Des perspectives incertaines
Seule la banque de détail reste sous tension avec un résultat net de 857 millions d’euros (-17 %) dû à la baisse de la production de nouveaux crédits, au "pincement des marges d’intérêts" et à la hausse du coût du risque chiffré à 957 millions d’euros (+ 41,1 %).
Mais avec 64,1 milliards d’euros de capitaux propres, Crédit Mutuel Alliance Fédérale reste "l’une des banques les plus solides de la zone euro", selon son DG Eric Petitgand. Par ailleurs, ses frais généraux sont maîtrisés à 4,7 milliards d’euros (+ 1,3 %).

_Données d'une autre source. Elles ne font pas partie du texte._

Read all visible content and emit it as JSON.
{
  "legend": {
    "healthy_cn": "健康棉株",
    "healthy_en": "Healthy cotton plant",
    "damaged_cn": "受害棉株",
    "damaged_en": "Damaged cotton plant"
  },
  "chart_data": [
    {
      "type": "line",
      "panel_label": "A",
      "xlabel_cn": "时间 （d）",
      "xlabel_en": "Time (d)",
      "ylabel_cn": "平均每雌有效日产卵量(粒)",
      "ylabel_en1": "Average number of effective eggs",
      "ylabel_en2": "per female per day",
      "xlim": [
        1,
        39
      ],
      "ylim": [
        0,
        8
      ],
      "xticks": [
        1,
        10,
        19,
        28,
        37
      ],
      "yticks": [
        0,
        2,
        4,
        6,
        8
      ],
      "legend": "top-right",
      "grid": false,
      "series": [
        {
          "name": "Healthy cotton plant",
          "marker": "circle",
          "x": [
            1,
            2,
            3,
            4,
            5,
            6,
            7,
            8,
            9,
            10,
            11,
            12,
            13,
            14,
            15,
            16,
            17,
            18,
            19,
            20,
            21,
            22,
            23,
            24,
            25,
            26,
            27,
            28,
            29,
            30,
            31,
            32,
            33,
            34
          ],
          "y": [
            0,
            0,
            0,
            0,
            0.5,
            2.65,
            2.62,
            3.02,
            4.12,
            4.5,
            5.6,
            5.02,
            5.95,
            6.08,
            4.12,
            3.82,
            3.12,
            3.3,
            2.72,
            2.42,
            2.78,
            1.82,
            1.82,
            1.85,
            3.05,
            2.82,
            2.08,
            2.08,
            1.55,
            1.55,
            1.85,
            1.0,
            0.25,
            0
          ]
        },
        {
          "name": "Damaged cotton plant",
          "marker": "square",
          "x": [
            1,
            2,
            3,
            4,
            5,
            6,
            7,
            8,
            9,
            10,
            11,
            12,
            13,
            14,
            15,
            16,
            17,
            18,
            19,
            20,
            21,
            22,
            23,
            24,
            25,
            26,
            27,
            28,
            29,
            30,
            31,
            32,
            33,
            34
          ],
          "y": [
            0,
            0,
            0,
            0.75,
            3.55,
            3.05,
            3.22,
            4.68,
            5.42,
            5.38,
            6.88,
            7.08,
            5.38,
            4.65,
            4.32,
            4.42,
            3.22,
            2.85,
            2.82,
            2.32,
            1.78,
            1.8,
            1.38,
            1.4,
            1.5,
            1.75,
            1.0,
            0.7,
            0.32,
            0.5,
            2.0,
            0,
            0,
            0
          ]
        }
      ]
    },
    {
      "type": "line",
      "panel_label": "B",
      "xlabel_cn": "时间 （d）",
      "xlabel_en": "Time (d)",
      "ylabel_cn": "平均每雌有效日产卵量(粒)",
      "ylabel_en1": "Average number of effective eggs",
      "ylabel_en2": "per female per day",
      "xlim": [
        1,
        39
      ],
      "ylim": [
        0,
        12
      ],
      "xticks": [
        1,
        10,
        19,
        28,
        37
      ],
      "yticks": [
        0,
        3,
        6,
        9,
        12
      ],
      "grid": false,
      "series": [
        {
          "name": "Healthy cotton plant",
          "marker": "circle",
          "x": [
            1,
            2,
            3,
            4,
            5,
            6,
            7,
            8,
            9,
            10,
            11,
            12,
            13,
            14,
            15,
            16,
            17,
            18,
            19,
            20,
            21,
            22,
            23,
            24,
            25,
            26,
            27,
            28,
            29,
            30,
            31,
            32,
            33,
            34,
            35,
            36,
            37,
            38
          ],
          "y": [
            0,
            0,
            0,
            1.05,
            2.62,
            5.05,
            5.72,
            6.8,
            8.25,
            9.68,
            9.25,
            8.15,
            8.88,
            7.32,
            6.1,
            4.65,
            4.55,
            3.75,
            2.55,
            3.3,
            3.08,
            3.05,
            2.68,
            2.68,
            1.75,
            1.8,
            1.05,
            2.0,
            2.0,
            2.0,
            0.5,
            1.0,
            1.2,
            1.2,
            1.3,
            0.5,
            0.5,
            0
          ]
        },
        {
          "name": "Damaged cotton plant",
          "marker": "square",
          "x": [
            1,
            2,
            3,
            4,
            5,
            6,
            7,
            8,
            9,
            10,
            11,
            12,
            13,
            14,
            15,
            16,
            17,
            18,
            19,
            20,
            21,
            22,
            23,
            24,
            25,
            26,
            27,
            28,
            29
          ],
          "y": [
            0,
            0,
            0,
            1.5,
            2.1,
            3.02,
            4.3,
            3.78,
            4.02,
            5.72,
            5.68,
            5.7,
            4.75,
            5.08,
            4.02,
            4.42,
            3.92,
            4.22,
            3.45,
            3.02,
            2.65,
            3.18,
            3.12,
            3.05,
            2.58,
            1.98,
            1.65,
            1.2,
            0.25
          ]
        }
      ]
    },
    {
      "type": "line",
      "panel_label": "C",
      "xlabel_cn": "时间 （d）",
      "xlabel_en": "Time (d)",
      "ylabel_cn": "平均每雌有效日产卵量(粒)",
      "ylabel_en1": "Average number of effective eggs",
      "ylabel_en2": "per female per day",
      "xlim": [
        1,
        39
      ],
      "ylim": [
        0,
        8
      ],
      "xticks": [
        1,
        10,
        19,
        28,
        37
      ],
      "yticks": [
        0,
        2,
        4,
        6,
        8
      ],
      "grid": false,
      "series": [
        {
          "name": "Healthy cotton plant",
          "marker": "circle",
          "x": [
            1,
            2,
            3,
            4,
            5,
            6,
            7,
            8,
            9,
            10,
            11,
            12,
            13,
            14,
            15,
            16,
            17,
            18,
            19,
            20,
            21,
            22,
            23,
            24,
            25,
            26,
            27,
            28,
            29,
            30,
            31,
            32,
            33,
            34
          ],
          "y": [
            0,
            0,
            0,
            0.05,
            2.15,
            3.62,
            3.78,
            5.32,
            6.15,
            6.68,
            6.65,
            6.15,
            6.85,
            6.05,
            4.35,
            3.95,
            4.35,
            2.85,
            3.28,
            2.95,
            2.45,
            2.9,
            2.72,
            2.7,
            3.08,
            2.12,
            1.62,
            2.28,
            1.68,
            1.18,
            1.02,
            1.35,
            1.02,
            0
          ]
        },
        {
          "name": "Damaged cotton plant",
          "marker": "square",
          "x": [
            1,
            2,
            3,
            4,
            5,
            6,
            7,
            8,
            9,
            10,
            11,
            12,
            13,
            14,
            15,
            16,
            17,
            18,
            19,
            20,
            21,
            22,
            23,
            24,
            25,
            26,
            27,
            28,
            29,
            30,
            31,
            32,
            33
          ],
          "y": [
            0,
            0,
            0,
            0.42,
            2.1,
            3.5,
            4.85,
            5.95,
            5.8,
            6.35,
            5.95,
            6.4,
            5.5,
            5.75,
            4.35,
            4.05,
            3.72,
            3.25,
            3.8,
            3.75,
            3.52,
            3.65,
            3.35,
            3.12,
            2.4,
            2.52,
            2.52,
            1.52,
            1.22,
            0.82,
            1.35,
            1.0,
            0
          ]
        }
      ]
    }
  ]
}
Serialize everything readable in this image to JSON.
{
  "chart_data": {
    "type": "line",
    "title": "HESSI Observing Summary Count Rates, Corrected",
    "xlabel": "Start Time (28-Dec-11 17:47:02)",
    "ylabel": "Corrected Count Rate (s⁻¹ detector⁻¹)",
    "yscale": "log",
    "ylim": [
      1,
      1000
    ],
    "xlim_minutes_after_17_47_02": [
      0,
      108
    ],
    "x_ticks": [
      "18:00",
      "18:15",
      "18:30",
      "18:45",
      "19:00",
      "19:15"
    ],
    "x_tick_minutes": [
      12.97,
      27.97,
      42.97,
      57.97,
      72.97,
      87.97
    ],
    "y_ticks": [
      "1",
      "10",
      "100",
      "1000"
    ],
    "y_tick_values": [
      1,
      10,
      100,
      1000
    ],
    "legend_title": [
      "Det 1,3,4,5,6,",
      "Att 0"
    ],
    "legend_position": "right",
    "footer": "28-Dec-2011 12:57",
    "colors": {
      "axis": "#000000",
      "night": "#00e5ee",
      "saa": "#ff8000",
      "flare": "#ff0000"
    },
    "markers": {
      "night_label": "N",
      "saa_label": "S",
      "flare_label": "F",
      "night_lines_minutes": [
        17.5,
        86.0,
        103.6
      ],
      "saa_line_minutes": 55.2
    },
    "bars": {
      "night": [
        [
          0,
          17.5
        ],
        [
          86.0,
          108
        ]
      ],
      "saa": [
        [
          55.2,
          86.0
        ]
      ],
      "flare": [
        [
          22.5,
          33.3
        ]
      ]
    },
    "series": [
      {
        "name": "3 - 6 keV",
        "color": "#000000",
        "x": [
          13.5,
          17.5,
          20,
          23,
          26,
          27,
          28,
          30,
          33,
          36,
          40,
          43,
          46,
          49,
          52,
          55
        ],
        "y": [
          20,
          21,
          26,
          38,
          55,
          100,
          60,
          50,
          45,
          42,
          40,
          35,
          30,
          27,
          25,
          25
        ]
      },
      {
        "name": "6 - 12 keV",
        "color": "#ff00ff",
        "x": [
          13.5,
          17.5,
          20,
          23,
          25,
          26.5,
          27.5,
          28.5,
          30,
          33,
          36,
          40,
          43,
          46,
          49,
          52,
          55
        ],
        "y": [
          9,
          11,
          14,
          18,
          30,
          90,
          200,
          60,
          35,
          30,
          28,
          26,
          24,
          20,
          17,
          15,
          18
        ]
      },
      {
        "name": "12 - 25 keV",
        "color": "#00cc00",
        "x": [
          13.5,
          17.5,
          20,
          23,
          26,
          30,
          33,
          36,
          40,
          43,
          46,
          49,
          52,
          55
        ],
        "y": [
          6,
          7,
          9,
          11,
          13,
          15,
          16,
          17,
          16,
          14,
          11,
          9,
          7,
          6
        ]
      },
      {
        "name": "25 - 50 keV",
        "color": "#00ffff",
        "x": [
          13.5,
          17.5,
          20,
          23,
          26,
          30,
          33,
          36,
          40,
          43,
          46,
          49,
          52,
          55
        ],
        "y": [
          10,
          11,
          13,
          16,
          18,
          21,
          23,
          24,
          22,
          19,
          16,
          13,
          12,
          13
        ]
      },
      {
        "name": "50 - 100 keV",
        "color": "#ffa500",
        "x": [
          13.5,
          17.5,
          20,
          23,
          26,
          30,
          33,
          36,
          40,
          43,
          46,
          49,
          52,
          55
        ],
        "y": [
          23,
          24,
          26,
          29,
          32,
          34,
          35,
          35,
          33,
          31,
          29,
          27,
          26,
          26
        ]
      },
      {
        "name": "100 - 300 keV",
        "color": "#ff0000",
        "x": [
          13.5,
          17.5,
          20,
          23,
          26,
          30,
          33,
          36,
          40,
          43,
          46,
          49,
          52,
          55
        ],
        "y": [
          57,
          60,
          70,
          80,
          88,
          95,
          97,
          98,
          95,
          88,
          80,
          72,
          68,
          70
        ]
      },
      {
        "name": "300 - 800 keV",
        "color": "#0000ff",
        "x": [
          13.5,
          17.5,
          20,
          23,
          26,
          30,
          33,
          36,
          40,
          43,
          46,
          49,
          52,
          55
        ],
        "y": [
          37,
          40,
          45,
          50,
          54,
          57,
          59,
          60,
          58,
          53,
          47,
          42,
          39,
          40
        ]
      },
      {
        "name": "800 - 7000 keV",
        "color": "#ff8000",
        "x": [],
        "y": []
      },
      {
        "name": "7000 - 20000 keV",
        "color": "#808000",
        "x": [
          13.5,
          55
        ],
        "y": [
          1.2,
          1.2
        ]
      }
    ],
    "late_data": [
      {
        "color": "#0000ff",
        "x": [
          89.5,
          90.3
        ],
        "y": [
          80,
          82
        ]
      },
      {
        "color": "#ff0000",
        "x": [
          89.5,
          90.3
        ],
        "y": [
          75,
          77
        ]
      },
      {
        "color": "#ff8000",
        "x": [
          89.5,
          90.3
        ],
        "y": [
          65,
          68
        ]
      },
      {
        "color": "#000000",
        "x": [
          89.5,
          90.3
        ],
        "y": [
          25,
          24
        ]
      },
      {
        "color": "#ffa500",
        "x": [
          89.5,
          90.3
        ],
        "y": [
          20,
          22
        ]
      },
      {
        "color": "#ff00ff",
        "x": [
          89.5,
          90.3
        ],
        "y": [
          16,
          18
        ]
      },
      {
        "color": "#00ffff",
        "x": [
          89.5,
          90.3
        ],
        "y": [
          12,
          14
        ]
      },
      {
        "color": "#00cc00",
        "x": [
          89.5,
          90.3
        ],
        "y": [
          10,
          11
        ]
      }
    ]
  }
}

Au niveau des perspectives pour le second semestre, le directeur général de l’établissement implanté à Strasbourg "espère avec impatience que la BCE baisse ses taux d’ici la fin de l’année" tout en espérant que l’incertitude régnant au niveau politique n’affecte pas davantage la notation bancaire de la France.
Poursuite des investissements dans sa propre IA générative
Première banque à avoir obtenu le statut d’entreprise à mission, Crédit Mutuel Alliance Fédérale entend continuer à être "un acteur de l’innovation technologique, environnementale, sociale et sociétale", d’après Daniel Baal. À l’image du déploiement de sa propre intelligence artificielle générative en collaboration avec IBM via sa plateforme watsonx, la banque implantée à Strasbourg va poursuivre ses investissements en ce sens. Elle vient d’adopter une charte éthique de l’IA par le biais de sa chambre syndicale et interfédérale et se distingue par sa capacité à réaliser l’essentiel de ses traitements informatiques sur ses propres centres de données.
Enfin, dès septembre, Crédit Mutuel Alliance Fédérale entamera des négociations sur le temps de travail de ses 77 000 salariés.